As humans the way we think is largely shaped by various unconscious biases which ultimately influence the way we perceive reality.

In an ideal world, hiring decisions would be based solely on ability.

A pragmatic, objective approach would be taken, free of subjectivity.

We don’t live in an ideal world, and even when we try, outside factors sometimes cloud our judgement.

According to CareerBuilder, almost three-quarters of companies who made a bad hire reported an average of $14,900 in wasted money. With 74% of employers stating they hired the wrong person for the job.

Unconscious bias happens whether we want it to or not, it’s unconscious.


Confirmation Bias We tend to make snap judgments based on our perceived truths, then justify our biases afterwards, subconsciously or not. We ask irrelevant questions to elicit answers that support our initial assumptions.

We do this because we want to believe that our instincts and assessment of the candidate are accurate. In fact, 60% of interviewers will make a decision about a candidate’s suitability within 15 minutes of meeting them. Some will have done it before the interview even happens.

The obvious danger here is that we could be passing over great candidates for reasons not grounded on facts.


Affect heuristics The affect heuristic is a type of mental shortcut in which people make decisions that are heavily influenced by their current emotions. For example, deciding someone with obvious tattoos, piercings, someone overweight, someone who is older are all incompetent because you don’t like that particular trait or aspect of their persona.


Expectation anchor The expectation anchor bias refers to when we allow ourselves to make decisions based on one piece of information about a candidate.

For example, hiring managers will not accept anyone other than a carbon copy of the role’s predecessor for the job. As a result, most candidates are immediately discounted as they don’t meet the recruiter’s unrealistic expectations.


Contrast effect / judgement bias The process of sifting through resumes takes a long time, and we are prone to compare the latest resume to the previous one rather than allowing it to stand on its own merits.

In doing so we are merely moving the goalposts with each new resume sift.

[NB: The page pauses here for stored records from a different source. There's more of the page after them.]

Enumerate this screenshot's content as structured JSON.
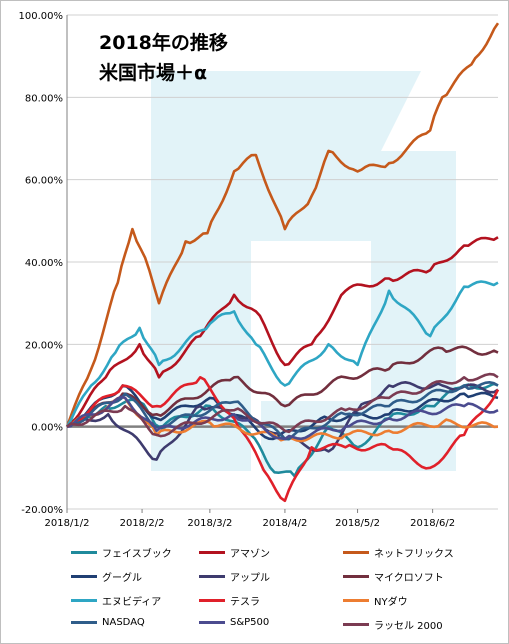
{
  "chart_data": {
    "type": "line",
    "title": "2018年の推移",
    "subtitle": "米国市場＋α",
    "ylim": [
      -20,
      100
    ],
    "yticks": [
      -20,
      0,
      20,
      40,
      60,
      80,
      100
    ],
    "ytick_labels": [
      "-20.00%",
      "0.00%",
      "20.00%",
      "40.00%",
      "60.00%",
      "80.00%",
      "100.00%"
    ],
    "xlim": [
      "2018-01-02",
      "2018-06-29"
    ],
    "xticks": [
      "2018-01-02",
      "2018-02-02",
      "2018-03-02",
      "2018-04-02",
      "2018-05-02",
      "2018-06-02"
    ],
    "xtick_labels": [
      "2018/1/2",
      "2018/2/2",
      "2018/3/2",
      "2018/4/2",
      "2018/5/2",
      "2018/6/2"
    ],
    "grid": true,
    "legend_position": "bottom",
    "series": [
      {
        "name": "フェイスブック",
        "color": "#1f8a9c",
        "x": [
          "2018-01-02",
          "2018-01-18",
          "2018-02-01",
          "2018-02-09",
          "2018-03-02",
          "2018-03-19",
          "2018-03-27",
          "2018-04-06",
          "2018-04-20",
          "2018-05-02",
          "2018-05-15",
          "2018-06-01",
          "2018-06-15",
          "2018-06-29"
        ],
        "values": [
          0,
          5,
          6,
          0,
          5,
          -2,
          -10,
          -12,
          0,
          -5,
          2,
          5,
          10,
          10
        ]
      },
      {
        "name": "アマゾン",
        "color": "#b3121f",
        "x": [
          "2018-01-02",
          "2018-01-18",
          "2018-02-01",
          "2018-02-09",
          "2018-02-26",
          "2018-03-12",
          "2018-03-21",
          "2018-04-02",
          "2018-04-13",
          "2018-04-27",
          "2018-05-15",
          "2018-06-01",
          "2018-06-15",
          "2018-06-29"
        ],
        "values": [
          0,
          12,
          20,
          12,
          22,
          32,
          28,
          15,
          20,
          33,
          36,
          38,
          44,
          46
        ]
      },
      {
        "name": "ネットフリックス",
        "color": "#c5591b",
        "x": [
          "2018-01-02",
          "2018-01-12",
          "2018-01-23",
          "2018-01-29",
          "2018-02-05",
          "2018-02-09",
          "2018-02-20",
          "2018-03-01",
          "2018-03-12",
          "2018-03-21",
          "2018-04-02",
          "2018-04-13",
          "2018-04-20",
          "2018-05-02",
          "2018-05-15",
          "2018-06-01",
          "2018-06-06",
          "2018-06-18",
          "2018-06-29"
        ],
        "values": [
          0,
          14,
          35,
          48,
          38,
          30,
          45,
          47,
          62,
          66,
          48,
          56,
          67,
          62,
          64,
          72,
          80,
          88,
          98
        ]
      },
      {
        "name": "グーグル",
        "color": "#203f73",
        "x": [
          "2018-01-02",
          "2018-01-25",
          "2018-02-08",
          "2018-03-02",
          "2018-03-28",
          "2018-04-20",
          "2018-05-15",
          "2018-06-15",
          "2018-06-29"
        ],
        "values": [
          0,
          10,
          2,
          7,
          -3,
          2,
          3,
          8,
          7
        ]
      },
      {
        "name": "アップル",
        "color": "#3e3b6e",
        "x": [
          "2018-01-02",
          "2018-01-19",
          "2018-02-08",
          "2018-02-26",
          "2018-03-20",
          "2018-04-02",
          "2018-04-20",
          "2018-05-02",
          "2018-05-15",
          "2018-06-06",
          "2018-06-29"
        ],
        "values": [
          0,
          3,
          -8,
          5,
          2,
          -3,
          -6,
          4,
          10,
          10,
          9
        ]
      },
      {
        "name": "マイクロソフト",
        "color": "#722f3e",
        "x": [
          "2018-01-02",
          "2018-01-25",
          "2018-02-08",
          "2018-03-12",
          "2018-04-02",
          "2018-04-27",
          "2018-05-15",
          "2018-06-06",
          "2018-06-29"
        ],
        "values": [
          0,
          8,
          3,
          12,
          5,
          12,
          14,
          19,
          18
        ]
      },
      {
        "name": "エヌビディア",
        "color": "#2ea6c4",
        "x": [
          "2018-01-02",
          "2018-01-12",
          "2018-01-22",
          "2018-02-01",
          "2018-02-09",
          "2018-03-02",
          "2018-03-12",
          "2018-03-21",
          "2018-04-02",
          "2018-04-20",
          "2018-05-02",
          "2018-05-15",
          "2018-06-01",
          "2018-06-15",
          "2018-06-29"
        ],
        "values": [
          0,
          10,
          18,
          24,
          15,
          25,
          28,
          20,
          10,
          20,
          15,
          33,
          22,
          34,
          35
        ]
      },
      {
        "name": "テスラ",
        "color": "#e0202a",
        "x": [
          "2018-01-02",
          "2018-01-25",
          "2018-02-08",
          "2018-02-26",
          "2018-03-12",
          "2018-03-26",
          "2018-04-02",
          "2018-04-13",
          "2018-04-27",
          "2018-05-15",
          "2018-06-01",
          "2018-06-15",
          "2018-06-29"
        ],
        "values": [
          0,
          10,
          5,
          12,
          2,
          -12,
          -18,
          -5,
          -5,
          -5,
          -10,
          -2,
          9
        ]
      },
      {
        "name": "NYダウ",
        "color": "#ed7d31",
        "x": [
          "2018-01-02",
          "2018-01-26",
          "2018-02-08",
          "2018-03-02",
          "2018-04-02",
          "2018-04-27",
          "2018-05-15",
          "2018-06-06",
          "2018-06-29"
        ],
        "values": [
          0,
          7,
          -2,
          1,
          -3,
          -2,
          -1,
          1,
          0
        ]
      },
      {
        "name": "NASDAQ",
        "color": "#2f5d8a",
        "x": [
          "2018-01-02",
          "2018-01-26",
          "2018-02-08",
          "2018-03-12",
          "2018-04-02",
          "2018-04-27",
          "2018-05-15",
          "2018-06-15",
          "2018-06-29"
        ],
        "values": [
          0,
          8,
          0,
          6,
          -3,
          3,
          5,
          10,
          10
        ]
      },
      {
        "name": "S&P500",
        "color": "#4b4b8f",
        "x": [
          "2018-01-02",
          "2018-01-26",
          "2018-02-08",
          "2018-03-12",
          "2018-04-02",
          "2018-04-27",
          "2018-05-15",
          "2018-06-15",
          "2018-06-29"
        ],
        "values": [
          0,
          7,
          -1,
          3,
          -3,
          0,
          2,
          5,
          4
        ]
      },
      {
        "name": "ラッセル 2000",
        "color": "#7b3b52",
        "x": [
          "2018-01-02",
          "2018-01-26",
          "2018-02-08",
          "2018-03-12",
          "2018-04-02",
          "2018-04-27",
          "2018-05-15",
          "2018-06-15",
          "2018-06-29"
        ],
        "values": [
          0,
          5,
          -2,
          4,
          -1,
          4,
          7,
          12,
          12
        ]
      }
    ]
  }
}
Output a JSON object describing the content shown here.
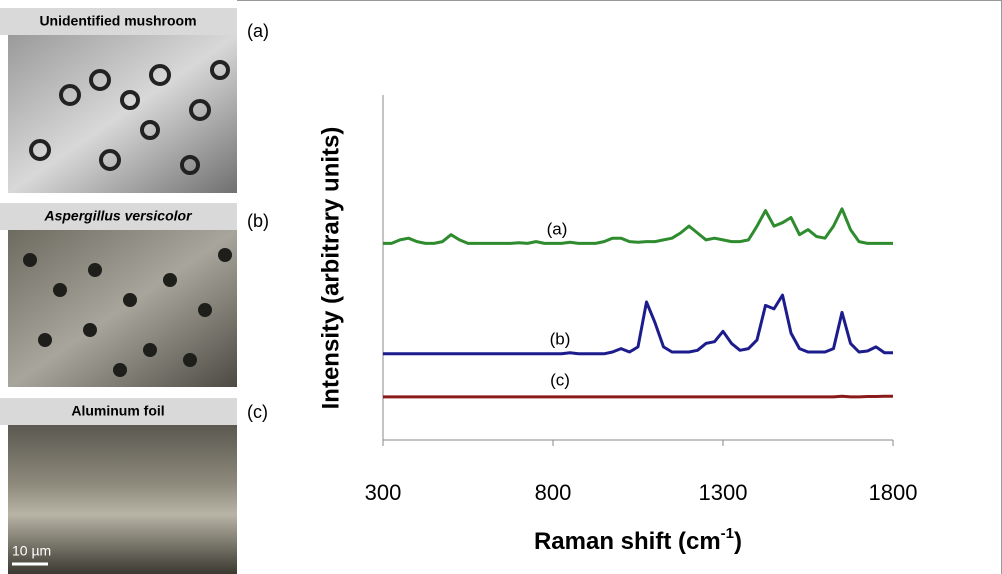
{
  "panels": [
    {
      "title": "Unidentified mushroom",
      "label": "(a)"
    },
    {
      "title": "Aspergillus versicolor",
      "label": "(b)"
    },
    {
      "title": "Aluminum foil",
      "label": "(c)",
      "scale": "10 µm"
    }
  ],
  "chart_data": {
    "type": "line",
    "ylabel": "Intensity (arbitrary units)",
    "xlabel": [
      "Raman shift (cm",
      "-1",
      ")"
    ],
    "xlim": [
      300,
      1800
    ],
    "xticks": [
      300,
      800,
      1300,
      1800
    ],
    "ylim": [
      0,
      100
    ],
    "x": [
      300,
      325,
      350,
      375,
      400,
      425,
      450,
      475,
      500,
      525,
      550,
      575,
      600,
      625,
      650,
      675,
      700,
      725,
      750,
      775,
      800,
      825,
      850,
      875,
      900,
      925,
      950,
      975,
      1000,
      1025,
      1050,
      1075,
      1100,
      1125,
      1150,
      1175,
      1200,
      1225,
      1250,
      1275,
      1300,
      1325,
      1350,
      1375,
      1400,
      1425,
      1450,
      1475,
      1500,
      1525,
      1550,
      1575,
      1600,
      1625,
      1650,
      1675,
      1700,
      1725,
      1750,
      1775,
      1800
    ],
    "series": [
      {
        "name": "(a)",
        "color": "#2e8b2e",
        "values": [
          57,
          57,
          58,
          58.5,
          57.5,
          57,
          57,
          57.5,
          59.5,
          58,
          57,
          57,
          57,
          57,
          57,
          57,
          57.2,
          57,
          57.5,
          57,
          57,
          57,
          57.3,
          57,
          57,
          57,
          57.5,
          58.5,
          58.5,
          57.5,
          57.3,
          57.5,
          57.5,
          58,
          58.5,
          60,
          62,
          60,
          58,
          58.5,
          58,
          57.5,
          57.5,
          58,
          62,
          66.5,
          62,
          63,
          64.5,
          59.5,
          61,
          59,
          58.5,
          62,
          67,
          61,
          57.5,
          57,
          57,
          57,
          57
        ]
      },
      {
        "name": "(b)",
        "color": "#1c1c8c",
        "values": [
          25,
          25,
          25,
          25,
          25,
          25,
          25,
          25,
          25,
          25,
          25,
          25,
          25,
          25,
          25,
          25,
          25,
          25,
          25,
          25,
          25,
          25,
          25.3,
          25,
          25,
          25,
          25,
          25.5,
          26.5,
          25.5,
          27,
          40,
          34,
          27,
          25.5,
          25.5,
          25.5,
          26,
          28,
          28.5,
          31.5,
          28,
          26,
          26.5,
          29,
          39,
          38,
          42,
          31,
          26.5,
          25.5,
          25.5,
          25.5,
          26.5,
          37,
          28,
          25.5,
          25.8,
          27,
          25.3,
          25.3
        ]
      },
      {
        "name": "(c)",
        "color": "#8b1a1a",
        "values": [
          12.5,
          12.5,
          12.5,
          12.5,
          12.5,
          12.5,
          12.5,
          12.5,
          12.5,
          12.5,
          12.5,
          12.5,
          12.5,
          12.5,
          12.5,
          12.5,
          12.5,
          12.5,
          12.5,
          12.5,
          12.5,
          12.5,
          12.5,
          12.5,
          12.5,
          12.5,
          12.5,
          12.5,
          12.5,
          12.5,
          12.5,
          12.5,
          12.5,
          12.5,
          12.5,
          12.5,
          12.5,
          12.5,
          12.5,
          12.5,
          12.5,
          12.5,
          12.5,
          12.5,
          12.5,
          12.5,
          12.5,
          12.5,
          12.5,
          12.5,
          12.5,
          12.5,
          12.5,
          12.5,
          12.7,
          12.5,
          12.5,
          12.6,
          12.6,
          12.7,
          12.7
        ]
      }
    ]
  }
}
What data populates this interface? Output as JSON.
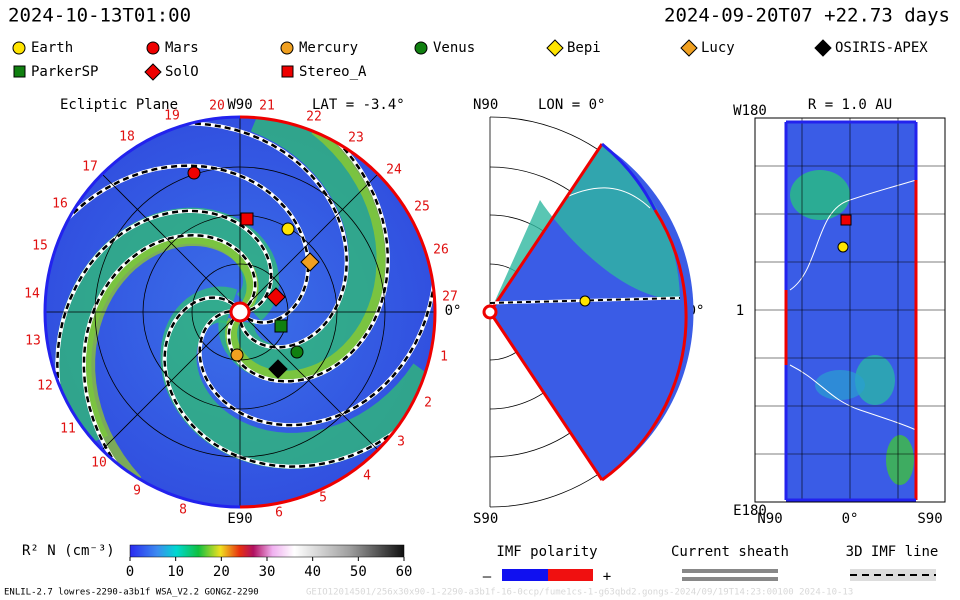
{
  "header": {
    "time": "2024-10-13T01:00",
    "run": "2024-09-20T07 +22.73 days"
  },
  "legend": [
    "Earth",
    "Mars",
    "Mercury",
    "Venus",
    "Bepi",
    "Lucy",
    "OSIRIS-APEX",
    "ParkerSP",
    "SolO",
    "Stereo_A"
  ],
  "ecliptic": {
    "title": "Ecliptic Plane",
    "top": "W90",
    "lat": "LAT = -3.4°",
    "bottom": "E90",
    "right": "0°",
    "numbers": [
      "27",
      "1",
      "2",
      "3",
      "4",
      "5",
      "6",
      "8",
      "9",
      "10",
      "11",
      "12",
      "13",
      "14",
      "15",
      "16",
      "17",
      "18",
      "19",
      "20",
      "21",
      "22",
      "23",
      "24",
      "25",
      "26"
    ]
  },
  "meridional": {
    "top": "N90",
    "lon": "LON = 0°",
    "bottom": "S90",
    "right": "0°"
  },
  "radial": {
    "top": "W180",
    "r": "R = 1.0 AU",
    "mid": "1",
    "bottom": "E180",
    "x_left": "N90",
    "x_mid": "0°",
    "x_right": "S90"
  },
  "colorbar": {
    "label": "R² N (cm⁻³)",
    "range": [
      0,
      60
    ],
    "ticks": [
      0,
      10,
      20,
      30,
      40,
      50,
      60
    ]
  },
  "imf": {
    "title": "IMF polarity",
    "minus": "–",
    "plus": "+"
  },
  "sheath": "Current sheath",
  "imfline": "3D IMF line",
  "footer": "ENLIL-2.7 lowres-2290-a3b1f WSA_V2.2 GONGZ-2290",
  "footer_faded": "GEIO12014501/256x30x90-1-2290-a3b1f-16-0ccp/fume1cs-1-g63qbd2.gongs-2024/09/19T14:23:00100    2024-10-13"
}
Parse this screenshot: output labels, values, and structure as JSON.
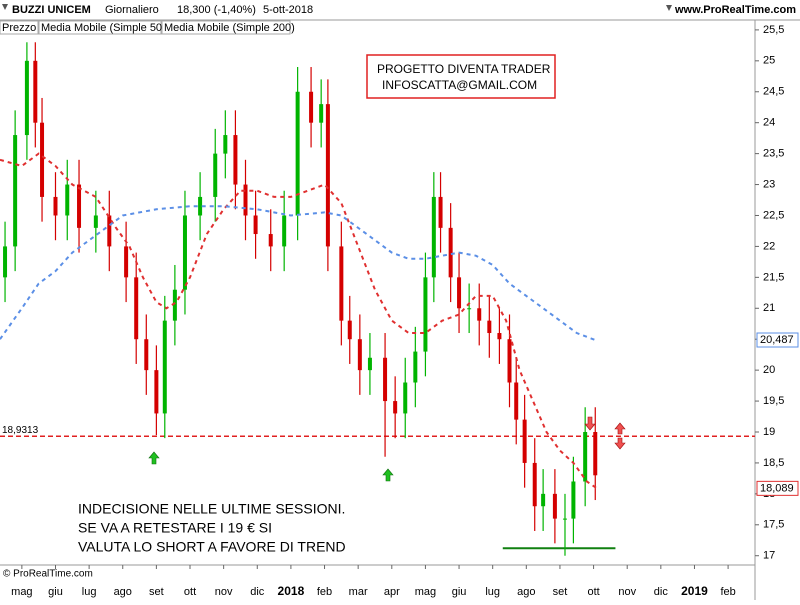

Instead of assessing a candidate’s suitability for a job based on the skills and attributes displayed in their resume, we compare them with others.


Ways to mitigate your bias: Why do we see this applicant this way? Could our “norms” or assumptions be factors? Do we have the information we need to make this conclusion? Is this conclusion evidence-based? Have we considered all perspectives? Be consistent and transparent in your hiring process. Create a standardized interview guide and ensure you ask every candidate the same questions.